To watch them carve Liverpool open in the 17th minute, starting from the goalkeeper, was the perfect blend of both facets. Gianluigi Donnarumma, not renowned for his footwork, baited a press and Abdukodir Khusanov – whose ability on the ball was questioned early in his City career – carried it 40 yards. Space opened up, into Antoine Semenyo and then intricacy with Erling Haaland before Omar Marmoush swivelled and saw a shot blocked. In a matter of seconds, City went back to front while utilising supreme skill in small pockets.
It’s exactly what Guardiola and Lijnders – who was apparently a padel partner of Steven Gerrard in the days leading up to this historic victory – are working towards and the pair embraced. It’s what has been happening for some time but without sticking the ball in the net, that counts for nothing.

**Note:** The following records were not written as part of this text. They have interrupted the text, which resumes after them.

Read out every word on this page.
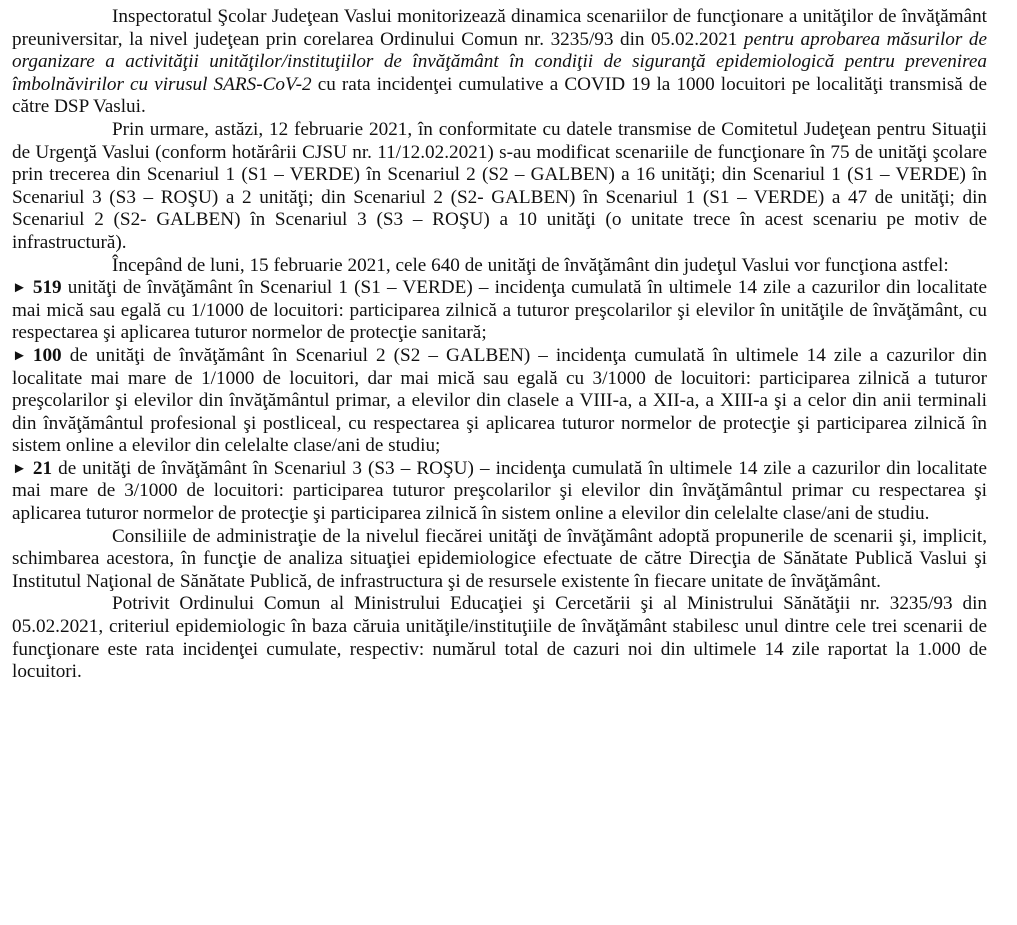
Inspectoratul Şcolar Judeţean Vaslui monitorizează dinamica scenariilor de funcţionare a unităţilor de învăţământ preuniversitar, la nivel judeţean prin corelarea Ordinului Comun nr. 3235/93 din 05.02.2021 pentru aprobarea măsurilor de organizare a activităţii unităţilor/instituţiilor de învăţământ în condiţii de siguranţă epidemiologică pentru prevenirea îmbolnăvirilor cu virusul SARS-CoV-2 cu rata incidenţei cumulative a COVID 19 la 1000 locuitori pe localităţi transmisă de către DSP Vaslui.

Prin urmare, astăzi, 12 februarie 2021, în conformitate cu datele transmise de Comitetul Judeţean pentru Situaţii de Urgenţă Vaslui (conform hotărârii CJSU nr. 11/12.02.2021) s-au modificat scenariile de funcţionare în 75 de unităţi şcolare prin trecerea din Scenariul 1 (S1 – VERDE) în Scenariul 2 (S2 – GALBEN) a 16 unităţi; din Scenariul 1 (S1 – VERDE) în Scenariul 3 (S3 – ROŞU) a 2 unităţi; din Scenariul 2 (S2- GALBEN) în Scenariul 1 (S1 – VERDE) a 47 de unităţi; din Scenariul 2 (S2- GALBEN) în Scenariul 3 (S3 – ROŞU) a 10 unităţi (o unitate trece în acest scenariu pe motiv de infrastructură).

Începând de luni, 15 februarie 2021, cele 640 de unităţi de învăţământ din judeţul Vaslui vor funcţiona astfel:

► 519 unităţi de învăţământ în Scenariul 1 (S1 – VERDE) – incidenţa cumulată în ultimele 14 zile a cazurilor din localitate mai mică sau egală cu 1/1000 de locuitori: participarea zilnică a tuturor preşcolarilor şi elevilor în unităţile de învăţământ, cu respectarea şi aplicarea tuturor normelor de protecţie sanitară;

► 100 de unităţi de învăţământ în Scenariul 2 (S2 – GALBEN) – incidenţa cumulată în ultimele 14 zile a cazurilor din localitate mai mare de 1/1000 de locuitori, dar mai mică sau egală cu 3/1000 de locuitori: participarea zilnică a tuturor preşcolarilor şi elevilor din învăţământul primar, a elevilor din clasele a VIII-a, a XII-a, a XIII-a şi a celor din anii terminali din învăţământul profesional şi postliceal, cu respectarea şi aplicarea tuturor normelor de protecţie şi participarea zilnică în sistem online a elevilor din celelalte clase/ani de studiu;

► 21 de unităţi de învăţământ în Scenariul 3 (S3 – ROŞU) – incidenţa cumulată în ultimele 14 zile a cazurilor din localitate mai mare de 3/1000 de locuitori: participarea tuturor preşcolarilor şi elevilor din învăţământul primar cu respectarea şi aplicarea tuturor normelor de protecţie şi participarea zilnică în sistem online a elevilor din celelalte clase/ani de studiu.

Consiliile de administraţie de la nivelul fiecărei unităţi de învăţământ adoptă propunerile de scenarii şi, implicit, schimbarea acestora, în funcţie de analiza situaţiei epidemiologice efectuate de către Direcţia de Sănătate Publică Vaslui şi Institutul Naţional de Sănătate Publică, de infrastructura şi de resursele existente în fiecare unitate de învăţământ.

Potrivit Ordinului Comun al Ministrului Educaţiei şi Cercetării şi al Ministrului Sănătăţii nr. 3235/93 din 05.02.2021, criteriul epidemiologic în baza căruia unităţile/instituţiile de învăţământ stabilesc unul dintre cele trei scenarii de funcţionare este rata incidenţei cumulate, respectiv: numărul total de cazuri noi din ultimele 14 zile raportat la 1.000 de locuitori.
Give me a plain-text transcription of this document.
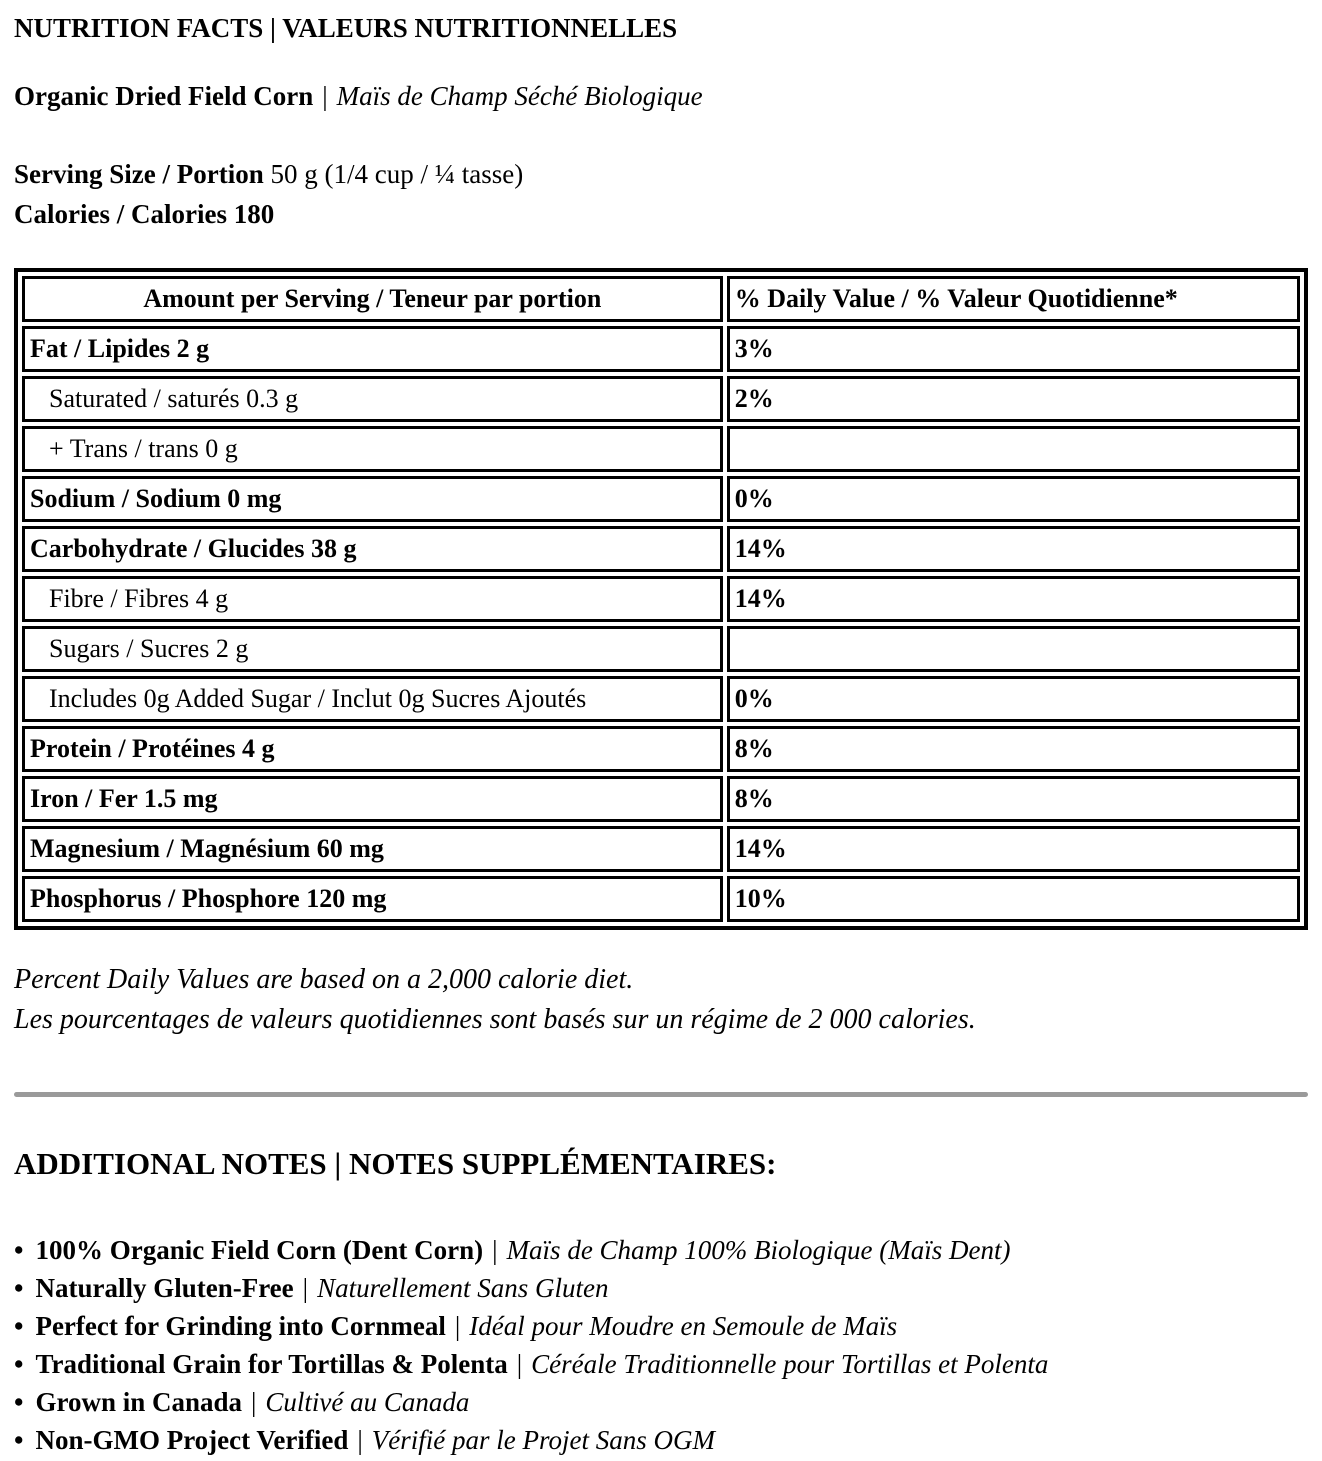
NUTRITION FACTS | VALEURS NUTRITIONNELLES
Organic Dried Field Corn | Maïs de Champ Séché Biologique
Serving Size / Portion 50 g (1/4 cup / ¼ tasse)
Calories / Calories 180
Amount per Serving / Teneur par portion	% Daily Value / % Valeur Quotidienne*
Fat / Lipides 2 g	3%
Saturated / saturés 0.3 g	2%
+ Trans / trans 0 g	
Sodium / Sodium 0 mg	0%
Carbohydrate / Glucides 38 g	14%
Fibre / Fibres 4 g	14%
Sugars / Sucres 2 g	
Includes 0g Added Sugar / Inclut 0g Sucres Ajoutés	0%
Protein / Protéines 4 g	8%
Iron / Fer 1.5 mg	8%
Magnesium / Magnésium 60 mg	14%
Phosphorus / Phosphore 120 mg	10%
Percent Daily Values are based on a 2,000 calorie diet.
Les pourcentages de valeurs quotidiennes sont basés sur un régime de 2 000 calories.
ADDITIONAL NOTES | NOTES SUPPLÉMENTAIRES:
• 100% Organic Field Corn (Dent Corn) | Maïs de Champ 100% Biologique (Maïs Dent)
• Naturally Gluten-Free | Naturellement Sans Gluten
• Perfect for Grinding into Cornmeal | Idéal pour Moudre en Semoule de Maïs
• Traditional Grain for Tortillas & Polenta | Céréale Traditionnelle pour Tortillas et Polenta
• Grown in Canada | Cultivé au Canada
• Non-GMO Project Verified | Vérifié par le Projet Sans OGM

Still there is room for much improvement in that regard and City might have been out of sight by the break again, but for wastefulness.
‘In the boxes you have to take a coffee, as a defender and as a striker,’ Guardiola said, reflecting on their first-half display. ‘And we are so ‘urgh’, all the actions, always arrive one metre before or one metre later, never in the (correct) spot.’
But then came two moments at Anfield when they were on the spot. The two Peps want so many more.